Hannibal est un hôte parfait qui ne dépaillerait pas dans un dîner chez madame Nadine de Rotschild. Ses tables sont toujours somptueuses, démonstration de son savoir faire, de son sens de l’esthétisme mais aussi de sa perversion. En jonglant entre les différents types de service, il joue avec les notions de libre arbitre, de responsabilité, de culpabilité. Un pur exercice de manipulation. Quand il sert à l’assiette, Hannibal impose sa personnalité, assure sa position de dominateur. Quand il utilise un service à la française où tous les plats sont posés sur la table, il pervertit son audience en les obligeant à se servir eux-mêmes des plats interdits. Parfois en tête à tête en cuisine avec un convive, il optera pour une variation du service à la russe où sa dextérité, son geste juste et précis devient une parade amoureuse, comme la roue du paon.

 

L’art culinaire s’accompagne, chez Hannibal, d’un art de la mise à mort. C’est un chasseur. Il tue par plaisir. Mais ce plaisir est multiple.
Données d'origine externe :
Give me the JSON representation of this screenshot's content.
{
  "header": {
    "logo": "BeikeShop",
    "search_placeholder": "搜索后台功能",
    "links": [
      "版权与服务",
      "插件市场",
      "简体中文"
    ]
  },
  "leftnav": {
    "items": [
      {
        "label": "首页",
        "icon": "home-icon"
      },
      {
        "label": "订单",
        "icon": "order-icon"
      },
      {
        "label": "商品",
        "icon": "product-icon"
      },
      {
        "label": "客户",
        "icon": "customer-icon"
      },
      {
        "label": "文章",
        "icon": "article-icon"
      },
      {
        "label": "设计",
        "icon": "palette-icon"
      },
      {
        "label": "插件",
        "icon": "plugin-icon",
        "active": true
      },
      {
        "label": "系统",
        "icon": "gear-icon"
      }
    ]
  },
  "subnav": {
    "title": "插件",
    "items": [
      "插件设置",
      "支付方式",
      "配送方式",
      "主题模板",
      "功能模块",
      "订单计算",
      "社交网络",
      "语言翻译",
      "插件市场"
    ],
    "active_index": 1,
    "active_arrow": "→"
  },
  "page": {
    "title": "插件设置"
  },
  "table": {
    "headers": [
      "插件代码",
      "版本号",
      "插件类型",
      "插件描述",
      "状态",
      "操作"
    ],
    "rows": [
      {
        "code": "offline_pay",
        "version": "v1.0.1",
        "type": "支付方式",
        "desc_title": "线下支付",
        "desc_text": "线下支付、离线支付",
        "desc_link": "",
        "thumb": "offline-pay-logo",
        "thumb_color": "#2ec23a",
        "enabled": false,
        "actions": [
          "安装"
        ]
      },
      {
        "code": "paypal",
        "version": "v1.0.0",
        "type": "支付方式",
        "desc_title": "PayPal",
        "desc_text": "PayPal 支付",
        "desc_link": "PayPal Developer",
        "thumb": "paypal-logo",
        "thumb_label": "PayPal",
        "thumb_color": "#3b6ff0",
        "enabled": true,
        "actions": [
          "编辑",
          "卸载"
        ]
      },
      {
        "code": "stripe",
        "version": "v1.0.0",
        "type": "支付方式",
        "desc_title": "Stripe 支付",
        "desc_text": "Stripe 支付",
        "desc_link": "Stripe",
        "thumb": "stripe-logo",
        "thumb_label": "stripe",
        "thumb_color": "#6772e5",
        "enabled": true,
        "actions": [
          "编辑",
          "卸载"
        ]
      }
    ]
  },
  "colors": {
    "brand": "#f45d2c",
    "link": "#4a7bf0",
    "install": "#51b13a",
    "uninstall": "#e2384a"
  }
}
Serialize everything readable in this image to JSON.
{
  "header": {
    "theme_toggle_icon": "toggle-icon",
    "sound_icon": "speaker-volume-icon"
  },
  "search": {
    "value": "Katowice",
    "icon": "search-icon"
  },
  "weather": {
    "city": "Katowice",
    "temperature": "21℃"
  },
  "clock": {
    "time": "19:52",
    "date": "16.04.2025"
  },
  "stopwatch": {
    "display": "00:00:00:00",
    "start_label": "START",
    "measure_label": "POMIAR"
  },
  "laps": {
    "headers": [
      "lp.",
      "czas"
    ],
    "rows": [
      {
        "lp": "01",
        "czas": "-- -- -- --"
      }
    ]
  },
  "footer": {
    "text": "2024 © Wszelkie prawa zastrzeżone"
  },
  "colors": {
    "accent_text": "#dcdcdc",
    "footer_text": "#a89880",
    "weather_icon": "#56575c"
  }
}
Il se retrouve dans son épicurisme, son goût pour la bonne chère, son envie de partager (au sens de corrompre). Le soin qu’apporte la série à mettre en scène la nourriture, autant que le meurtre, témoigne de cette volonté, très forte, de ne rien laisser au hasard, où tout est symbole, métaphore et à plusieurs niveaux de lecture.

 

Janice Poon tient un blog sur lequel elle présente ses dessins préparatifs, ses créations culinaires ainsi que des recettes détaillées : Feeding Hannibal.